In school social work, indicators in children — behavioral changes, concerning disclosures, unexplained injuries — may be the entry point rather than direct disclosure from an adult client.
Trauma-Informed Practice
Domestic abuse is a traumatic experience, and many survivors carry the effects of that trauma long after the relationship ends. Trauma-informed principles — safety, trustworthiness, choice, collaboration, and empowerment — apply directly. Practitioners who understand the neurobiology of trauma are better equipped to interpret what might otherwise look like non-compliance or resistance.
It's also worth noting that the cycle of violence model, while still widely referenced, represents one pattern of abuse rather than a universal description. Not all abusive relationships follow a tension-building/explosion/reconciliation pattern. Practitioners who expect this pattern may fail to recognize abuse that looks different.
On the Exam
The ASWB exam tests domestic abuse screening from several angles, and the questions are almost always grounded in what a competent practitioner would do — not just what abuse is.
A few patterns to watch for:
Privacy and setting. Questions frequently present scenarios where a client is accompanied by a partner or family member, and the correct action involves finding a way to speak with the client privately before raising sensitive topics. The exam tests whether you recognize this as a prerequisite, not an afterthought.
Client self-determination vs. safety. When a client discloses abuse but declines help or indicates they're not ready to leave, the exam generally supports honoring client self-determination while keeping safety options available. Answers that push the client toward immediate action or override their stated wishes are usually wrong.

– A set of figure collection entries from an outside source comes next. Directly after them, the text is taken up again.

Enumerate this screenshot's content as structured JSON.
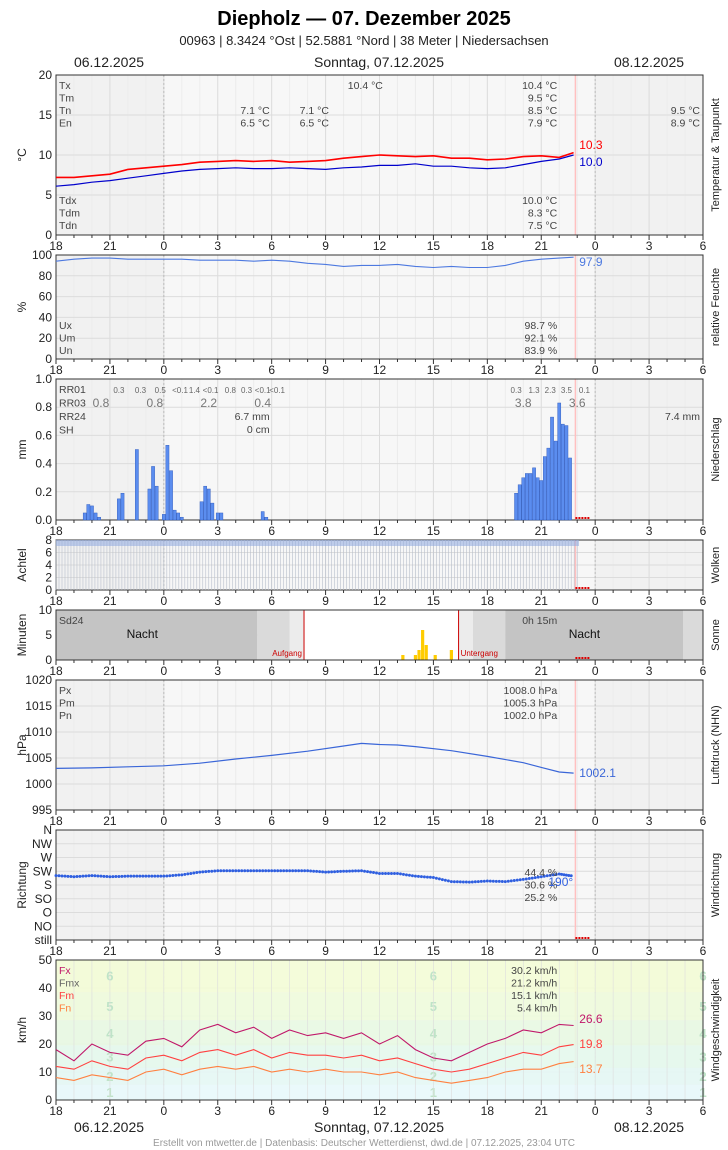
{
  "header": {
    "title": "Diepholz  —  07. Dezember 2025",
    "subtitle": "00963  |  8.3424 °Ost  |  52.5881 °Nord  |  38 Meter  |  Niedersachsen",
    "date_left": "06.12.2025",
    "date_center": "Sonntag, 07.12.2025",
    "date_right": "08.12.2025"
  },
  "footer": {
    "credit": "Erstellt von mtwetter.de | Datenbasis: Deutscher Wetterdienst, dwd.de | 07.12.2025, 23:04 UTC"
  },
  "x_axis": {
    "ticks": [
      "18",
      "21",
      "0",
      "3",
      "6",
      "9",
      "12",
      "15",
      "18",
      "21",
      "0",
      "3",
      "6"
    ],
    "range_hours": [
      18,
      54
    ]
  },
  "colors": {
    "temp": "#ff0000",
    "dew": "#0000cc",
    "humidity": "#4d79e0",
    "precip": "#5b8def",
    "cloud": "#8fa9e0",
    "sun": "#ffcc00",
    "pressure": "#3a66d8",
    "wind_dir": "#2f5fe0",
    "gust_max": "#c0186a",
    "wind_mean": "#ff4040",
    "wind_min": "#ff8040"
  },
  "panels": {
    "temp": {
      "ylabel": "°C",
      "side_label": "Temperatur & Taupunkt",
      "yticks": [
        "0",
        "5",
        "10",
        "15",
        "20"
      ],
      "labels_top": [
        "Tx",
        "Tm",
        "Tn",
        "En"
      ],
      "labels_bottom": [
        "Tdx",
        "Tdm",
        "Tdn"
      ],
      "notes": [
        {
          "text": "10.4 °C",
          "at": 36.3,
          "row": 0
        },
        {
          "text": "10.4 °C",
          "at": 46.0,
          "row": 0
        },
        {
          "text": "9.5 °C",
          "at": 46.0,
          "row": 1
        },
        {
          "text": "7.1 °C",
          "at": 30.0,
          "row": 2
        },
        {
          "text": "7.1 °C",
          "at": 33.3,
          "row": 2
        },
        {
          "text": "8.5 °C",
          "at": 46.0,
          "row": 2
        },
        {
          "text": "9.5 °C",
          "at": 54.0,
          "row": 2
        },
        {
          "text": "6.5 °C",
          "at": 30.0,
          "row": 3
        },
        {
          "text": "6.5 °C",
          "at": 33.3,
          "row": 3
        },
        {
          "text": "7.9 °C",
          "at": 46.0,
          "row": 3
        },
        {
          "text": "8.9 °C",
          "at": 54.0,
          "row": 3
        }
      ],
      "notes_bottom": [
        "10.0 °C",
        "8.3 °C",
        "7.5 °C"
      ],
      "end_temp": "10.3",
      "end_dew": "10.0"
    },
    "humidity": {
      "ylabel": "%",
      "side_label": "relative Feuchte",
      "yticks": [
        "0",
        "20",
        "40",
        "60",
        "80",
        "100"
      ],
      "labels": [
        "Ux",
        "Um",
        "Un"
      ],
      "values": [
        "98.7 %",
        "92.1 %",
        "83.9 %"
      ],
      "end_value": "97.9"
    },
    "precip": {
      "ylabel": "mm",
      "side_label": "Niederschlag",
      "yticks": [
        "0.0",
        "0.2",
        "0.4",
        "0.6",
        "0.8",
        "1.0"
      ],
      "labels": [
        "RR01",
        "RR03",
        "RR24",
        "SH"
      ],
      "rr01": [
        {
          "text": "0.3",
          "at": 21.5
        },
        {
          "text": "0.3",
          "at": 22.7
        },
        {
          "text": "0.5",
          "at": 23.8
        },
        {
          "text": "<0.1",
          "at": 24.9
        },
        {
          "text": "1.4",
          "at": 25.7
        },
        {
          "text": "<0.1",
          "at": 26.6
        },
        {
          "text": "0.8",
          "at": 27.7
        },
        {
          "text": "0.3",
          "at": 28.6
        },
        {
          "text": "<0.1",
          "at": 29.5
        },
        {
          "text": "<0.1",
          "at": 30.3
        },
        {
          "text": "0.3",
          "at": 43.6
        },
        {
          "text": "1.3",
          "at": 44.6
        },
        {
          "text": "2.3",
          "at": 45.5
        },
        {
          "text": "3.5",
          "at": 46.4
        },
        {
          "text": "0.1",
          "at": 47.4
        }
      ],
      "rr03": [
        {
          "text": "0.8",
          "at": 20.5
        },
        {
          "text": "0.8",
          "at": 23.5
        },
        {
          "text": "2.2",
          "at": 26.5
        },
        {
          "text": "0.4",
          "at": 29.5
        },
        {
          "text": "3.8",
          "at": 44.0
        },
        {
          "text": "3.6",
          "at": 47.0
        }
      ],
      "rr24": [
        {
          "text": "6.7 mm",
          "at": 30.0
        },
        {
          "text": "7.4 mm",
          "at": 54.0
        }
      ],
      "sh": [
        {
          "text": "0 cm",
          "at": 30.0
        }
      ]
    },
    "cloud": {
      "ylabel": "Achtel",
      "side_label": "Wolken",
      "yticks": [
        "0",
        "2",
        "4",
        "6",
        "8"
      ]
    },
    "sun": {
      "ylabel": "Minuten",
      "side_label": "Sonne",
      "yticks": [
        "0",
        "5",
        "10"
      ],
      "label_sd": "Sd24",
      "value_sd": "0h 15m",
      "night": "Nacht",
      "sunrise": "Aufgang",
      "sunset": "Untergang"
    },
    "pressure": {
      "ylabel": "hPa",
      "side_label": "Luftdruck (NHN)",
      "yticks": [
        "995",
        "1000",
        "1005",
        "1010",
        "1015",
        "1020"
      ],
      "labels": [
        "Px",
        "Pm",
        "Pn"
      ],
      "values": [
        "1008.0 hPa",
        "1005.3 hPa",
        "1002.0 hPa"
      ],
      "end_value": "1002.1"
    },
    "wind_dir": {
      "ylabel": "Richtung",
      "side_label": "Windrichtung",
      "yticks": [
        "still",
        "NO",
        "O",
        "SO",
        "S",
        "SW",
        "W",
        "NW",
        "N"
      ],
      "values": [
        "44.4 %",
        "30.6 %",
        "25.2 %"
      ],
      "end_value": "190°"
    },
    "wind_speed": {
      "ylabel": "km/h",
      "side_label": "Windgeschwindigkeit",
      "yticks": [
        "0",
        "10",
        "20",
        "30",
        "40",
        "50"
      ],
      "labels": [
        "Fx",
        "Fmx",
        "Fm",
        "Fn"
      ],
      "values": [
        "30.2 km/h",
        "21.2 km/h",
        "15.1 km/h",
        "5.4 km/h"
      ],
      "end_max": "26.6",
      "end_mean": "19.8",
      "end_min": "13.7",
      "bft": [
        "1",
        "2",
        "3",
        "4",
        "5",
        "6"
      ]
    }
  },
  "chart_data": [
    {
      "type": "line",
      "name": "temperature",
      "x_hours": [
        18,
        19,
        20,
        21,
        22,
        23,
        24,
        25,
        26,
        27,
        28,
        29,
        30,
        31,
        32,
        33,
        34,
        35,
        36,
        37,
        38,
        39,
        40,
        41,
        42,
        43,
        44,
        45,
        46,
        46.8
      ],
      "series": [
        {
          "name": "",
          "values": [
            7.2,
            7.2,
            7.4,
            7.6,
            8.2,
            8.4,
            8.6,
            8.8,
            9.1,
            9.2,
            9.3,
            9.2,
            9.3,
            9.1,
            9.2,
            9.3,
            9.6,
            9.8,
            10.0,
            9.9,
            9.8,
            9.9,
            9.6,
            9.6,
            9.4,
            9.5,
            9.8,
            9.9,
            9.7,
            10.3
          ]
        },
        {
          "name": "",
          "values": [
            6.1,
            6.3,
            6.6,
            6.8,
            7.1,
            7.4,
            7.7,
            8.0,
            8.2,
            8.3,
            8.4,
            8.3,
            8.3,
            8.4,
            8.3,
            8.2,
            8.4,
            8.5,
            8.7,
            8.7,
            8.9,
            8.6,
            8.6,
            8.4,
            8.3,
            8.4,
            8.8,
            9.2,
            9.5,
            10.0
          ]
        }
      ],
      "ylim": [
        0,
        20
      ]
    },
    {
      "type": "line",
      "name": "humidity",
      "x_hours": [
        18,
        19,
        20,
        21,
        22,
        23,
        24,
        25,
        26,
        27,
        28,
        29,
        30,
        31,
        32,
        33,
        34,
        35,
        36,
        37,
        38,
        39,
        40,
        41,
        42,
        43,
        44,
        45,
        46,
        46.8
      ],
      "values": [
        94,
        96,
        97,
        97,
        96,
        96,
        96,
        96,
        95,
        95,
        95,
        94,
        95,
        94,
        92,
        91,
        89,
        90,
        90,
        91,
        89,
        88,
        89,
        88,
        88,
        90,
        94,
        96,
        97,
        97.9
      ],
      "ylim": [
        0,
        100
      ]
    },
    {
      "type": "bar",
      "name": "precipitation_10min",
      "x_hours": [
        19.6,
        19.8,
        20.0,
        20.2,
        20.4,
        21.5,
        21.7,
        22.5,
        23.2,
        23.4,
        23.6,
        24.0,
        24.2,
        24.4,
        24.6,
        24.8,
        25.0,
        26.1,
        26.3,
        26.5,
        26.7,
        27.0,
        27.2,
        29.5,
        29.7,
        43.6,
        43.8,
        44.0,
        44.2,
        44.4,
        44.6,
        44.8,
        45.0,
        45.2,
        45.4,
        45.6,
        45.8,
        46.0,
        46.2,
        46.4,
        46.6
      ],
      "values": [
        0.05,
        0.11,
        0.1,
        0.05,
        0.02,
        0.15,
        0.19,
        0.5,
        0.22,
        0.38,
        0.24,
        0.04,
        0.53,
        0.35,
        0.07,
        0.05,
        0.02,
        0.13,
        0.24,
        0.22,
        0.12,
        0.05,
        0.05,
        0.06,
        0.02,
        0.19,
        0.25,
        0.3,
        0.33,
        0.33,
        0.37,
        0.3,
        0.28,
        0.45,
        0.51,
        0.73,
        0.56,
        0.83,
        0.68,
        0.67,
        0.44
      ],
      "ylim": [
        0,
        1.0
      ]
    },
    {
      "type": "bar",
      "name": "cloud_cover",
      "x_range_hours": [
        18,
        47.1
      ],
      "value": 8,
      "ylim": [
        0,
        8
      ]
    },
    {
      "type": "bar",
      "name": "sunshine_10min",
      "x_hours": [
        37.3,
        38.0,
        38.2,
        38.4,
        38.6,
        39.1,
        40.0
      ],
      "values": [
        1,
        1,
        2,
        6,
        3,
        1,
        2
      ],
      "ylim": [
        0,
        10
      ]
    },
    {
      "type": "line",
      "name": "pressure",
      "x_hours": [
        18,
        20,
        22,
        24,
        26,
        28,
        30,
        32,
        34,
        35,
        36,
        37,
        38,
        40,
        42,
        44,
        45,
        46,
        46.8
      ],
      "values": [
        1003.0,
        1003.1,
        1003.3,
        1003.5,
        1004.0,
        1004.8,
        1005.5,
        1006.3,
        1007.3,
        1007.8,
        1007.6,
        1007.5,
        1007.2,
        1006.4,
        1005.3,
        1004.1,
        1003.2,
        1002.3,
        1002.1
      ],
      "ylim": [
        995,
        1020
      ]
    },
    {
      "type": "scatter",
      "name": "wind_direction",
      "categories": [
        "still",
        "NO",
        "O",
        "SO",
        "S",
        "SW",
        "W",
        "NW",
        "N"
      ],
      "x_hours": [
        18,
        19,
        20,
        21,
        22,
        23,
        24,
        25,
        26,
        27,
        28,
        29,
        30,
        31,
        32,
        33,
        34,
        35,
        36,
        37,
        38,
        39,
        40,
        41,
        42,
        43,
        44,
        45,
        46,
        46.8
      ],
      "values": [
        192,
        188,
        192,
        188,
        190,
        190,
        190,
        195,
        205,
        210,
        210,
        210,
        210,
        210,
        210,
        205,
        208,
        210,
        200,
        200,
        190,
        185,
        170,
        168,
        172,
        170,
        178,
        188,
        198,
        190
      ],
      "ylim": [
        -45,
        360
      ]
    },
    {
      "type": "line",
      "name": "wind_speed",
      "x_hours": [
        18,
        19,
        20,
        21,
        22,
        23,
        24,
        25,
        26,
        27,
        28,
        29,
        30,
        31,
        32,
        33,
        34,
        35,
        36,
        37,
        38,
        39,
        40,
        41,
        42,
        43,
        44,
        45,
        46,
        46.8
      ],
      "series": [
        {
          "name": "",
          "values": [
            18,
            14,
            20,
            17,
            16,
            21,
            22,
            19,
            25,
            27,
            24,
            26,
            22,
            25,
            23,
            24,
            22,
            24,
            20,
            23,
            18,
            15,
            14,
            17,
            20,
            22,
            25,
            24,
            27,
            26.6
          ]
        },
        {
          "name": "",
          "values": [
            12,
            11,
            14,
            12,
            11,
            15,
            16,
            14,
            17,
            18,
            16,
            18,
            15,
            17,
            16,
            16,
            15,
            16,
            14,
            15,
            13,
            11,
            10,
            11,
            13,
            15,
            17,
            16,
            19,
            19.8
          ]
        },
        {
          "name": "",
          "values": [
            8,
            7,
            9,
            8,
            7,
            10,
            11,
            9,
            11,
            12,
            11,
            12,
            10,
            11,
            10,
            11,
            10,
            10,
            9,
            10,
            8,
            7,
            6,
            7,
            8,
            10,
            11,
            11,
            13,
            13.7
          ]
        }
      ],
      "ylim": [
        0,
        50
      ]
    }
  ]
}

Mandatory reporting specifics. Questions will test knowledge of when mandatory reporting is required. Know the difference between situations involving children or vulnerable adults (typically mandatory) and situations involving adult clients who can make their own decisions (typically not mandatory, with exceptions).
First response. When a client discloses abuse for the first time, the exam typically prioritizes assessing safety and exploring the client's needs over moving immediately into information-giving or referral. Validate first, assess, then plan.
Screening as a universal practice. Questions sometimes present a practitioner who screens only clients who "seem at risk." The more defensible practice — and the one the exam tends to support — is universal screening.
The underlying principle the exam tests consistently: knowledge of abuse dynamics combined with respect for the client's experience and autonomy, exercised within the practitioner's legal and ethical obligations.
Good screening practice isn't about catching something. It's about creating conditions where clients feel safe enough to tell the truth — and where practitioners are prepared to respond well when they do.